INTRODUCTION: Post-acute sequelae of COVID-19 affects the quality of life of many COVID-19 survivors, yet the etiology of post-acute sequelae of COVID-19 remains unknown. We aimed to determine if persistent inflammation and ongoing T-cell activation during convalescence were a contributing factor to the pathogenesis of post-acute sequelae of COVID-19. METHODS: We evaluated 67 individuals diagnosed with COVID-19 by nasopharyngeal polymerase chain reaction for persistent symptoms during convalescence at separate time points occurring up to 180 days post-diagnosis. Fifty-two of these individuals were evaluated longitudinally. We obtained whole blood samples at each study visit, isolated peripheral blood mononuclear cells, and stained for multiple T cell activation markers for flow cytometry analysis. The activation states of participants' CD4(+) and CD8(+) T-cells were next analyzed for each of the persistent symptoms. RESULTS: Overall, we found that participants with persistent symptoms had significantly higher levels of inflammation at multiple time points during convalescence when compared to those who fully recovered from COVID-19. Participants with persistent dyspnea, forgetfulness, confusion, and chest pain had significantly higher levels of proliferating effector T-cells (CD8(+)Ki67(+)), and those with chest pain, joint pain, difficulty concentrating, and forgetfulness had higher levels of regulatory T-cells (CD4(+)CD25(+)).
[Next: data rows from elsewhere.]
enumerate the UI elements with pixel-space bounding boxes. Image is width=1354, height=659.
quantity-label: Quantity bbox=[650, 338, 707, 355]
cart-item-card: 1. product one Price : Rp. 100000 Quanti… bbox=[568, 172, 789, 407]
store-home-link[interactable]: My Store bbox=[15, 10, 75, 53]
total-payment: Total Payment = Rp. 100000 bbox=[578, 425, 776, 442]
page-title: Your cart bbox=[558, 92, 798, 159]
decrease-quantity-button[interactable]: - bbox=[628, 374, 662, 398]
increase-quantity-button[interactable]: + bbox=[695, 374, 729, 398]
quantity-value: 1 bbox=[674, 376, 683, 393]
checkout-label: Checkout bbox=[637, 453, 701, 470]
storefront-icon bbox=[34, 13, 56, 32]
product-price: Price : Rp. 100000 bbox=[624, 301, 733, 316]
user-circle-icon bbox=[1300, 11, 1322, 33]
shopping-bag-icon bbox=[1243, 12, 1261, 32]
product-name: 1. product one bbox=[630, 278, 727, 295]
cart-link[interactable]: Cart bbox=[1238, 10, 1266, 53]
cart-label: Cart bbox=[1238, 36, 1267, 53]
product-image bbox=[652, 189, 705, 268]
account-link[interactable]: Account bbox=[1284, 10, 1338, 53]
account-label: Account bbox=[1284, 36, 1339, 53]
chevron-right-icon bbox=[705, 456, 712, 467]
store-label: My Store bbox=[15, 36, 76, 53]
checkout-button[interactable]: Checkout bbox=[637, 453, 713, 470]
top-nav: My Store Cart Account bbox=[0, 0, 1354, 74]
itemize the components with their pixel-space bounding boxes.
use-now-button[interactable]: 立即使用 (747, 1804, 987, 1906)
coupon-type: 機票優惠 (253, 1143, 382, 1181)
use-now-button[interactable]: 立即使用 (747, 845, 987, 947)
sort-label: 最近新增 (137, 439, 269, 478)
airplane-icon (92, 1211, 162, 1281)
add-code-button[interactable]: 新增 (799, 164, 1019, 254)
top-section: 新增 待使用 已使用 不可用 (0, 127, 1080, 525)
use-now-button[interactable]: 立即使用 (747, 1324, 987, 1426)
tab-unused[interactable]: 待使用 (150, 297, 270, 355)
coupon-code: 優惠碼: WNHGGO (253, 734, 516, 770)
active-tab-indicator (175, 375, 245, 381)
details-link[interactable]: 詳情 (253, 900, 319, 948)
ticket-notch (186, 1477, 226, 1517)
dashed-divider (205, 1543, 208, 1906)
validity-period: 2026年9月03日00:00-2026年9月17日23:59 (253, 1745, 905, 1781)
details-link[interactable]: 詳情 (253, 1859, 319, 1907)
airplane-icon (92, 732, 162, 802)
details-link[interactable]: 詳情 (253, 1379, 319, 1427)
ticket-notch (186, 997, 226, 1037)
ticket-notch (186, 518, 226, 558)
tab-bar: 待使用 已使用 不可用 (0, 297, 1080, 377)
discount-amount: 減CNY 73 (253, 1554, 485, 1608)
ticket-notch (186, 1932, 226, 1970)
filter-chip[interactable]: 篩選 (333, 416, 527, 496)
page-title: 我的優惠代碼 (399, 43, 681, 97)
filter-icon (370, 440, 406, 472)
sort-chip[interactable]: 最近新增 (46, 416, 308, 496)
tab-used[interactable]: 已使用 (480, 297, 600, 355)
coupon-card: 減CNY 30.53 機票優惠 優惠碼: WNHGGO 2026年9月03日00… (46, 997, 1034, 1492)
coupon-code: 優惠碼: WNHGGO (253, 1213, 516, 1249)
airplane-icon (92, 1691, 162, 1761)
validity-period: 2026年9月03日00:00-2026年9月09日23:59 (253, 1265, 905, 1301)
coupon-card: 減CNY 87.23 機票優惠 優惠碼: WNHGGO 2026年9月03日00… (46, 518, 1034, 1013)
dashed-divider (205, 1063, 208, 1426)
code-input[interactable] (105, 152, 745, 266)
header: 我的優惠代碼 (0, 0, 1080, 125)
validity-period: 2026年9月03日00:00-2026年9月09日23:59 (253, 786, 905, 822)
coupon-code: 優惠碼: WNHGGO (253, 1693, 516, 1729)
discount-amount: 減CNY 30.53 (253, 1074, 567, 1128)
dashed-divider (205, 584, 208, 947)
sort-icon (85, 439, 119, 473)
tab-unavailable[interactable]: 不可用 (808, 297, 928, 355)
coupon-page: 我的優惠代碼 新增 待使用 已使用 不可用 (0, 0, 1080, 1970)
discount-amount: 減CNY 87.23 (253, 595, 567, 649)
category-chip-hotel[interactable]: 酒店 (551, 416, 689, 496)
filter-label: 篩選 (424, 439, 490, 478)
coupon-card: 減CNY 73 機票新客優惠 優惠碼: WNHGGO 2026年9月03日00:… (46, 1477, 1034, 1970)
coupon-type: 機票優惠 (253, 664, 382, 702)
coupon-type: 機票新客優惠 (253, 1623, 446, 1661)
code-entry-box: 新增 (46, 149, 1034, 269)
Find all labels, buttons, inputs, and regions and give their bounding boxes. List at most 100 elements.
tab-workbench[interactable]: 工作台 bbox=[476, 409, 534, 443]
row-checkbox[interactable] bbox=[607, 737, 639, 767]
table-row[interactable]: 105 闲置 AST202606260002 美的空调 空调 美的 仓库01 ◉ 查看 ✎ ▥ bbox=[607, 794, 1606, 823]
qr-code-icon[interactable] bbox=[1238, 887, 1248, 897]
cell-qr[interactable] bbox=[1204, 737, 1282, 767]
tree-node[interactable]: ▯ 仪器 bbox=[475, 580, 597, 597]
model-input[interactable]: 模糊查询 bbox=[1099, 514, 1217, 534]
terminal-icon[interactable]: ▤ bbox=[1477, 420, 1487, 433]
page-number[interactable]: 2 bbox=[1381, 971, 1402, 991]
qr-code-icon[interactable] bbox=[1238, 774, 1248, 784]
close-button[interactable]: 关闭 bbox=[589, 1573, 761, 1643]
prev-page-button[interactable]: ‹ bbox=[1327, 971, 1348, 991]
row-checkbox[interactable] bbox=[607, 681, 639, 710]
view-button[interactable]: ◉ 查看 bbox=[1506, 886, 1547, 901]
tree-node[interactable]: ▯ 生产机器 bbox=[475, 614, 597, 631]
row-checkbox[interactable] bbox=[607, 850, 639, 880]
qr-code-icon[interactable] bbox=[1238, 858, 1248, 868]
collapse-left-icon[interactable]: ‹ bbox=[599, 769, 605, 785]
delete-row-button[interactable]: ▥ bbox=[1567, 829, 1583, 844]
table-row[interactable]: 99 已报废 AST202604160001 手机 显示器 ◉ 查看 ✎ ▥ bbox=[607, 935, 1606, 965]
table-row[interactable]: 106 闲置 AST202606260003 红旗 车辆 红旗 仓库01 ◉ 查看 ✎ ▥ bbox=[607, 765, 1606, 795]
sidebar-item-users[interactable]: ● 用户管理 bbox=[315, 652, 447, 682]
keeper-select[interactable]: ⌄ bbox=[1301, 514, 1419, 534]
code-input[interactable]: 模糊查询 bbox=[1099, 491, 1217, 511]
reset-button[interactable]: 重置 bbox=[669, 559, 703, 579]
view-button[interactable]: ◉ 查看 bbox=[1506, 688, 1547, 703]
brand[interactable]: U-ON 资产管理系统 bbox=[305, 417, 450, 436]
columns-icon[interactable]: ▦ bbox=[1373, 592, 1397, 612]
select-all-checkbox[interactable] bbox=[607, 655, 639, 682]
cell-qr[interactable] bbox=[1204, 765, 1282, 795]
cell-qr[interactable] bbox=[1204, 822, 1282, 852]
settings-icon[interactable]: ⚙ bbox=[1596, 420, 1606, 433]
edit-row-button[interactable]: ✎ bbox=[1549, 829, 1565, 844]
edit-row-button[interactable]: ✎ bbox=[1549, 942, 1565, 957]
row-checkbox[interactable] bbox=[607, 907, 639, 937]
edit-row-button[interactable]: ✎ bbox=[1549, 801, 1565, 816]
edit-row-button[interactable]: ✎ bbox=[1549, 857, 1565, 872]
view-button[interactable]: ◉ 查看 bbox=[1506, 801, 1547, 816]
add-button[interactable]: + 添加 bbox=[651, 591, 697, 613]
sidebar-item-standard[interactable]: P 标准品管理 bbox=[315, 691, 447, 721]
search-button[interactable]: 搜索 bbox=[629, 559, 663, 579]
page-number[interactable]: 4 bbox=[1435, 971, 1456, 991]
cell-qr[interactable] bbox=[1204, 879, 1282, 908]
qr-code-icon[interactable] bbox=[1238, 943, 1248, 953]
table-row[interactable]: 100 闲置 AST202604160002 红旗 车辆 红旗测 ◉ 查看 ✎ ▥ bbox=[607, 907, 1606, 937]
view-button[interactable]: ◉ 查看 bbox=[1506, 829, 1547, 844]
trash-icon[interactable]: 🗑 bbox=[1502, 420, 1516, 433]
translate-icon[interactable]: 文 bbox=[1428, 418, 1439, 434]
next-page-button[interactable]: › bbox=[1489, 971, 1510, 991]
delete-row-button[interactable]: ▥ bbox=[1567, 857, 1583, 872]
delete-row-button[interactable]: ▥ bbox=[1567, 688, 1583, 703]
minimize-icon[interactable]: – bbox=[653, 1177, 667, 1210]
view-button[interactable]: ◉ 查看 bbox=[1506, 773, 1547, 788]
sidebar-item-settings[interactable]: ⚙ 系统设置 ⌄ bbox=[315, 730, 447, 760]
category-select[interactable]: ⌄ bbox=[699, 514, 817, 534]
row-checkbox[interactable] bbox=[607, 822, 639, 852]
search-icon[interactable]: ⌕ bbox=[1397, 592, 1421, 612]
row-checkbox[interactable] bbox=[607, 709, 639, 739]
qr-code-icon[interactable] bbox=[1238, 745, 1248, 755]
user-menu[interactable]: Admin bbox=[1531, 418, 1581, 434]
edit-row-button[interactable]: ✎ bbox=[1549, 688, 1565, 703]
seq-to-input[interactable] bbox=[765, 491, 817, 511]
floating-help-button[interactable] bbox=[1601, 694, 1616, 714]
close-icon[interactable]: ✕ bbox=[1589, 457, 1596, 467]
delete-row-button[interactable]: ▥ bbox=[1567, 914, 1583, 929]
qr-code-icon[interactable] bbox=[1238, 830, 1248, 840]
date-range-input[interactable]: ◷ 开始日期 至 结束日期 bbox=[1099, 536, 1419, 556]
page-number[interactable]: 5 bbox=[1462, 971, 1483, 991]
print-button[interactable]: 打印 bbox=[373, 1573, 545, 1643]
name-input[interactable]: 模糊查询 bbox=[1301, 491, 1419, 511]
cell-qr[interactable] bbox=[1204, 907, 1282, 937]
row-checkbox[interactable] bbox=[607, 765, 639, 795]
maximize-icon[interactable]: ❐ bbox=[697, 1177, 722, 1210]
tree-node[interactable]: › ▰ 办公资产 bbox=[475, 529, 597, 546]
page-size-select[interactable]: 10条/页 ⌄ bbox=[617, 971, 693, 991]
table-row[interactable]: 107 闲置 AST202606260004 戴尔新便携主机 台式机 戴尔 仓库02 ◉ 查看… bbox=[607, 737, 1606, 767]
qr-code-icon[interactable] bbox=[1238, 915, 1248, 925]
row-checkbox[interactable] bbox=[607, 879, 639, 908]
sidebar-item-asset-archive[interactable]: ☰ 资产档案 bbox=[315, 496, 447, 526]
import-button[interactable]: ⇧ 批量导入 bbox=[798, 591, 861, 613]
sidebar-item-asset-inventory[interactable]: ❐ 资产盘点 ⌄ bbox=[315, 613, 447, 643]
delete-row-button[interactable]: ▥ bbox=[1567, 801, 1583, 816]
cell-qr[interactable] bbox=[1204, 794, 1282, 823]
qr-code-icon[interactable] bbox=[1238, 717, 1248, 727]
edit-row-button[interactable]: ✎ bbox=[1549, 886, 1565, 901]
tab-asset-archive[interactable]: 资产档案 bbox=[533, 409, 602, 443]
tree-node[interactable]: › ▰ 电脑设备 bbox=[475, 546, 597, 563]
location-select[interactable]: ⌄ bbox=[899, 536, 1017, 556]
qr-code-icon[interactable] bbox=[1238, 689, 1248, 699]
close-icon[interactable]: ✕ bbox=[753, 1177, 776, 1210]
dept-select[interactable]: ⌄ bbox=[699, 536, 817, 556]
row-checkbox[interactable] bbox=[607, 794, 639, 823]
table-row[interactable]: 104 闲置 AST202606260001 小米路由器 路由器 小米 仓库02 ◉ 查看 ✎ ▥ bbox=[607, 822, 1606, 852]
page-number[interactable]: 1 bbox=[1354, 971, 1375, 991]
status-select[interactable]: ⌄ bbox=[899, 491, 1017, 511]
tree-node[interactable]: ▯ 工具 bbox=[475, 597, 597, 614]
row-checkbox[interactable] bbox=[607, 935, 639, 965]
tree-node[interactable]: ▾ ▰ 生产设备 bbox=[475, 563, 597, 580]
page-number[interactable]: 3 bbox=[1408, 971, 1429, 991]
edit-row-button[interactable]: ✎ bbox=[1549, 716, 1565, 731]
Additionally, those with dyspnea had significantly higher levels of CD8(+)CD38(+), CD8(+) Granzyme B(+), and CD8(+)IL10(+) cells. A retrospective comparison of acute phase inflammatory markers in adults with and without post-acute sequelae of COVID-19 showed that CD8(+)Ki67(+) cells were significantly higher at the time of acute illness (up to 14 days post-diagnosis) in those who developed persistent dyspnea. DISCUSSION: These findings suggest continued CD8+ T-cell activation following SARS-CoV-2 infection in adults experiencing post-acute sequelae of COVID-19 and that the increase in T regulatory cells for a subset of these patients represents the ongoing attempt by the host to reduce inflammation.